Медлить нельзя. Ночное дело любит проворных, решительных. Бахтыгул держал коня на коротком поводу, не давая ему опускать головы. Подобрался и он, сам готовый каждую секунду к любой неожиданности. Маленькие узкие глаза его по-птичьи расширены, округлены, будто и вправду видели в темноте.
Табун неторопливо тек вверх, по луговому скату, навстречу Бахтыгулу. До табуна - расстояние хорошо брошенного камня. Бахтыгул застыл под одинокой скалой. Похрапывая, пофыркивая, кони дружно хрустели сочной травой. Далеко разносилось игривое заливистое ржание молодняка. Изредка подавали голос жеребцы - заботливые, осторожные и воинственные хозяева косяков. На миг Бахтыгул отчетливо различил переливающееся, плотное пятно табуна. И испугался - неужто посветлело? Нет, темно, хоть глаз коли. А табун богатый, несметно богатый.
Бахтыгул снял шапку и повесил ее на луку седла. Прислушался, закусив длинный ус. Ничего подозрительного. Табунщики не то лукавы, как бесы, не то попросту спят. Не видно и не слышно людей. Однако то, что кони паслись кучно, настораживало. Это не случайно. Кто-то умелый собрал их, держал вкупе и вел в непроглядной ночи на новые травы.
Вдруг тонкая живая струйка отделилась от тесно сбитой массы табуна и потекла к скале, у которой притаился Бахтыгул. Он тотчас бесшумно лег на спину Сивого, заставил и его опустить морду к траве. Струйка расплескалась, расползлась и вновь слилась. Ага! Это жеребец отвел от табуна свой косяк. Стало быть, табунщика поблизости нет...
Бахтыгул немедля толкнул коленями Сивого, и тот потихоньку, будто пасясь, пошел к косяку.
Косяк тут же насторожился, стал отходить в сторону, не подпуская к себе чужого одинокого коня. Длинногривый буланый красавец жеребец, вокруг которого держался косяк, высоко вскинул голову и негромко коротко заржал, словно спрашивая: ты кто? Он, конечно, заметил человека.
Опытный слух сразу отличит это басистое ржание: в нем угроза и вызов. Как бы не подманило оно табунщика! Но Сивый вовремя отступил вбок, а Бахтыгул прикинулся, что дремлет в седле. Жеребец опустил голову.
Сперва кони в косяке показались мелковатыми -годовалый, двухгодовалый молодняк. Ночью, пока не подъедешь вплотную, не разберешь, насколько они упитанны. Постепенно Сивый подобрался к ним ближе, и Бахтыгул вздохнул с облегчением, жадно прищурив глаза. Вот она!

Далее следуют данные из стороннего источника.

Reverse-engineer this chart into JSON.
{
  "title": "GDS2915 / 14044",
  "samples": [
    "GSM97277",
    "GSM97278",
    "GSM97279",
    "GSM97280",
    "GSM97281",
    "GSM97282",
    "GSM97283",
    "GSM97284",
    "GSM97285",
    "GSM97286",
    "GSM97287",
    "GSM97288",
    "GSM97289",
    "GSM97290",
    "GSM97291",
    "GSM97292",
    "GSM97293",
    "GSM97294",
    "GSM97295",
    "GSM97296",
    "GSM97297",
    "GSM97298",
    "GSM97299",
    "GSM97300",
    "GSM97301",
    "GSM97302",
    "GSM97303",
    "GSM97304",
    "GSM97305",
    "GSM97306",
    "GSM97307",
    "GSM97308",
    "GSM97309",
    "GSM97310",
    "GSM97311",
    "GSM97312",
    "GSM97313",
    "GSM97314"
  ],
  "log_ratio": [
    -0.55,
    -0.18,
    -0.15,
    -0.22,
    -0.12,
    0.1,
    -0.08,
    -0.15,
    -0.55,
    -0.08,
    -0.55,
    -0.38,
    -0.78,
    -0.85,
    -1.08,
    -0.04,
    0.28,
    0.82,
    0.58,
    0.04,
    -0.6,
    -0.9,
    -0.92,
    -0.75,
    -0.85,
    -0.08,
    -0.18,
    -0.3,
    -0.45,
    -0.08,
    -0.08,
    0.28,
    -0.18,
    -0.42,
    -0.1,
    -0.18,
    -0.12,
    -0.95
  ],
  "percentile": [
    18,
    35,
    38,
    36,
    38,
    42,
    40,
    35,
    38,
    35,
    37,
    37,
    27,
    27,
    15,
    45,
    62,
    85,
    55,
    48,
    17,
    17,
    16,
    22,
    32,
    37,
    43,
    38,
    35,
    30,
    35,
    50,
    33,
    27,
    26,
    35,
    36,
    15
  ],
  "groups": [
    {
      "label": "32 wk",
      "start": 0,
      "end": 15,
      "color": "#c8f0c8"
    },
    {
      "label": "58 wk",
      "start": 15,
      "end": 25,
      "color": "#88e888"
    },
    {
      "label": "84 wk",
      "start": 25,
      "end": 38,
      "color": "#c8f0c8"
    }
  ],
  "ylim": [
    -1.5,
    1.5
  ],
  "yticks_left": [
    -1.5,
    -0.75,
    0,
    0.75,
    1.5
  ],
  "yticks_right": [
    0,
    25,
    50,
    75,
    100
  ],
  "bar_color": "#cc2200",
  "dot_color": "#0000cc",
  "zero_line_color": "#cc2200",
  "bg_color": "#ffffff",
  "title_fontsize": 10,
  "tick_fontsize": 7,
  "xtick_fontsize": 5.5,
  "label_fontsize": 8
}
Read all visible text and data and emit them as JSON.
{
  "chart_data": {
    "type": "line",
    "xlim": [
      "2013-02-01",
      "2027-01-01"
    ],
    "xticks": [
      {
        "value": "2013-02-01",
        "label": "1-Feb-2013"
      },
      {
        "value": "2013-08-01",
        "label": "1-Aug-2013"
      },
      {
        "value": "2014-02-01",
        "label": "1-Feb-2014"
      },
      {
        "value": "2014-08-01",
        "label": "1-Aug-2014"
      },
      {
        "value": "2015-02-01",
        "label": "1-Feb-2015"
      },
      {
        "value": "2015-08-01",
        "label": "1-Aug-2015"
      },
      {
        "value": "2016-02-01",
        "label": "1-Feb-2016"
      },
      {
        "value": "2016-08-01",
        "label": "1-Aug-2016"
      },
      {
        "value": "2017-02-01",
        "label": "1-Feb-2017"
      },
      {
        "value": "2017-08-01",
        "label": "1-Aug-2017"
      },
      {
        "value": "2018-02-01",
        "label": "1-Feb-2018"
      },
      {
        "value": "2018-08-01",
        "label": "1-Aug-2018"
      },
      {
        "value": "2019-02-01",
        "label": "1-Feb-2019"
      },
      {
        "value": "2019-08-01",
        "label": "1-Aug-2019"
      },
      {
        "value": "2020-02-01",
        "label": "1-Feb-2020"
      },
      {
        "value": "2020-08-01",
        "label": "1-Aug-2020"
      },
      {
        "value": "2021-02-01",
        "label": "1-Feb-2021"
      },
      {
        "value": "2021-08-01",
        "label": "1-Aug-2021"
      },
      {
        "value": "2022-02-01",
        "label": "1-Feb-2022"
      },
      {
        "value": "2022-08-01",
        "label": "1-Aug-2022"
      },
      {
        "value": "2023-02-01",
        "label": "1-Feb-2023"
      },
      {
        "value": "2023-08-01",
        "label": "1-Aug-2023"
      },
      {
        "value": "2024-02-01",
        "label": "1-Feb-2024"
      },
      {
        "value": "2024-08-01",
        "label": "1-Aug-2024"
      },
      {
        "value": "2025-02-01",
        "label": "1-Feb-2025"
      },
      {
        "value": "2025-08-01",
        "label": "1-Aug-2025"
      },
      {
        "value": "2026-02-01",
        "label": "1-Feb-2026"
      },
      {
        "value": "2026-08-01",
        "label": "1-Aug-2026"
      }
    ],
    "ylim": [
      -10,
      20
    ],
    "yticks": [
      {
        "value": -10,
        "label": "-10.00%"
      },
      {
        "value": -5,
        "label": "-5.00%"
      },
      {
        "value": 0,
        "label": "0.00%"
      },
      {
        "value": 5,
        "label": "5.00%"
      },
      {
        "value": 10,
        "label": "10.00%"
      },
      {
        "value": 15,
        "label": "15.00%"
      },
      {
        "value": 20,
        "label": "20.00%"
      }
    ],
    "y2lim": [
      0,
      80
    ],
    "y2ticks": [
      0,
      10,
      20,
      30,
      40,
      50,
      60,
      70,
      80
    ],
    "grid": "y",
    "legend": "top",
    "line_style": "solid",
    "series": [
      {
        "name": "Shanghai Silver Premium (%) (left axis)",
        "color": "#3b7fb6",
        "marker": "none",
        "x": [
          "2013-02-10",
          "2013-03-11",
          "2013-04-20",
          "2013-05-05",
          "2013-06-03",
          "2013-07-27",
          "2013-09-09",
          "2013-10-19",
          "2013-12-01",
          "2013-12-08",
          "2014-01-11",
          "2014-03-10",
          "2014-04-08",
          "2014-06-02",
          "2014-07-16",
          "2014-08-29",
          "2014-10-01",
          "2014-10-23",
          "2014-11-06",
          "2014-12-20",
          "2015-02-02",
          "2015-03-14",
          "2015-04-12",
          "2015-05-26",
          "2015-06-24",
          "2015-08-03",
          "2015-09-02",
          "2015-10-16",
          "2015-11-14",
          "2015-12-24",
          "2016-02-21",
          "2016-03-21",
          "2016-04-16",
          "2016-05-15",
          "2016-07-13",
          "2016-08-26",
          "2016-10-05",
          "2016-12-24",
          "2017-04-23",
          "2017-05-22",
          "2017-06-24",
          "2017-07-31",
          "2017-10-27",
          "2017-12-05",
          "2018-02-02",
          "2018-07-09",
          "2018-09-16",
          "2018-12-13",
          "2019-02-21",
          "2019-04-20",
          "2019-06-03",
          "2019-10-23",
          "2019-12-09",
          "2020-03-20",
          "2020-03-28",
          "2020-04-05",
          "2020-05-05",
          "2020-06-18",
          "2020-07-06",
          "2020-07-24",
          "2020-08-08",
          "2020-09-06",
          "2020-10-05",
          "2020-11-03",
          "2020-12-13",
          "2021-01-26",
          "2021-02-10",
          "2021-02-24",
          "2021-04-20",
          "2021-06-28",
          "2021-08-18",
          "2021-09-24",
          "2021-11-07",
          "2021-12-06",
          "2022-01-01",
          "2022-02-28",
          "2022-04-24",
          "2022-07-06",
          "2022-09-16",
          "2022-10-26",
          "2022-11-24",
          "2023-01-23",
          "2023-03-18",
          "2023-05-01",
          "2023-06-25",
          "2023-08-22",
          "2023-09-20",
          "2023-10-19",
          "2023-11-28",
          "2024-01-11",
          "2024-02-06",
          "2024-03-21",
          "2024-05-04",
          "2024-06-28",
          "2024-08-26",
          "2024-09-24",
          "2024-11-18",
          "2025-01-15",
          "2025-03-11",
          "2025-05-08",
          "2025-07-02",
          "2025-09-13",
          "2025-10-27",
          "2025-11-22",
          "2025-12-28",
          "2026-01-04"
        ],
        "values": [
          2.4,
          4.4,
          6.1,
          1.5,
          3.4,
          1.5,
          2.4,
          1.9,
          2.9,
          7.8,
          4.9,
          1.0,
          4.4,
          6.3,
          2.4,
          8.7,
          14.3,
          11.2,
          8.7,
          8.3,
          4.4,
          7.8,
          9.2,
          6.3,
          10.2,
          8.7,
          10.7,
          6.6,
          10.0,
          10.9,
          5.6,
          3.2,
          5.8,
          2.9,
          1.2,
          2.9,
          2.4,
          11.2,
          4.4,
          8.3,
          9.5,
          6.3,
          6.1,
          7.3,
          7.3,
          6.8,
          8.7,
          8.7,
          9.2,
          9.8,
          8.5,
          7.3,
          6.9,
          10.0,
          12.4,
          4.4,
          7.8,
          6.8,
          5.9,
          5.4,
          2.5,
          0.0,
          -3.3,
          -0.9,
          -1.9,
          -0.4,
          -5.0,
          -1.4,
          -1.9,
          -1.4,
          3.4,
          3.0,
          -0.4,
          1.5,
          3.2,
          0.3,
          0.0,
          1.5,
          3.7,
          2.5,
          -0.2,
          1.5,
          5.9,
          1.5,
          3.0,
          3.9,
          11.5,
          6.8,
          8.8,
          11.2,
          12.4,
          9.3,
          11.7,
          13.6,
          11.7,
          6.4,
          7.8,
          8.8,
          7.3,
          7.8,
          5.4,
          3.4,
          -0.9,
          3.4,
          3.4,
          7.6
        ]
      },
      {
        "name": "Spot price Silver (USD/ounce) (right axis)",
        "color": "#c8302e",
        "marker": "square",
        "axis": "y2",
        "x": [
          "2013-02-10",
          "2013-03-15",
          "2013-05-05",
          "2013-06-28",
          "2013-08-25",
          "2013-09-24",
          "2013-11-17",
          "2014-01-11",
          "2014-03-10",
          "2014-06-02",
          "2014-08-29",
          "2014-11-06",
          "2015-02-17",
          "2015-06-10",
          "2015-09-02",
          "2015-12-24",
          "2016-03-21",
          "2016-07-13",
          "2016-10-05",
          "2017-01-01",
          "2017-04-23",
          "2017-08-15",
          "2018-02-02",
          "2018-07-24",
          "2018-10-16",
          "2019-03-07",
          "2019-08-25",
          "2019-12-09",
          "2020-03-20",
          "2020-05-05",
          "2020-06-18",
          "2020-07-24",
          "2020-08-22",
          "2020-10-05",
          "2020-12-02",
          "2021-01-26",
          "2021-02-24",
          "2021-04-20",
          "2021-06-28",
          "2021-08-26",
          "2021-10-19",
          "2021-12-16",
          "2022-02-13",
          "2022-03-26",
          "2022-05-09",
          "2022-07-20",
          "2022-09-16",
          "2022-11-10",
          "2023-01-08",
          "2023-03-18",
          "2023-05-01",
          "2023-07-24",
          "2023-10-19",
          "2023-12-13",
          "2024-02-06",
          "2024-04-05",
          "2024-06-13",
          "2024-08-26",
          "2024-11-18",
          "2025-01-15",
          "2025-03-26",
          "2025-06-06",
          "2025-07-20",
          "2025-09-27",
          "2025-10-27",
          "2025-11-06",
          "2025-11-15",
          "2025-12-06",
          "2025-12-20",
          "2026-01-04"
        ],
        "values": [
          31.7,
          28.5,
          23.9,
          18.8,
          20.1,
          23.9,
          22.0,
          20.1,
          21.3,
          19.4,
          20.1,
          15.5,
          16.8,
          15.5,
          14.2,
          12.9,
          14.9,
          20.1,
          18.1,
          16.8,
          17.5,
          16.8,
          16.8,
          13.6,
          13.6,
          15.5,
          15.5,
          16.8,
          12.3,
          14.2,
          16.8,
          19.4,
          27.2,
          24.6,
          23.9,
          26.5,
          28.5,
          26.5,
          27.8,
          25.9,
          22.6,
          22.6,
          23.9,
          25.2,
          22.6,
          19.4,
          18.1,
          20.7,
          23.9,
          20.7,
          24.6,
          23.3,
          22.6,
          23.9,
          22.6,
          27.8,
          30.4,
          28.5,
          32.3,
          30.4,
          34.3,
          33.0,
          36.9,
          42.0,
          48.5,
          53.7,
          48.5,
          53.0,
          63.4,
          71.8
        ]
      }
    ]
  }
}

Отыскалась, желанная...
Крупная дородная кобылица - лучшая в косяке, а может, и во всем табуне. Бока у нее гладкие, круглые, грива подстрижена, ходит рядом с жеребцом - хороша.
Бахтыгул снял с седла волосяной аркан. Больше он не колебался. Когда умный, знающий свое дело Сивый забрался в самую середину косяка и притиснул плечом кобылу, Бахтыгул не промахнулся в темноте - первым же точным броском накинул ей на шею крепкую петлю аркана. Таким броском Бахтыгул мог бы заарканить птицу на лету.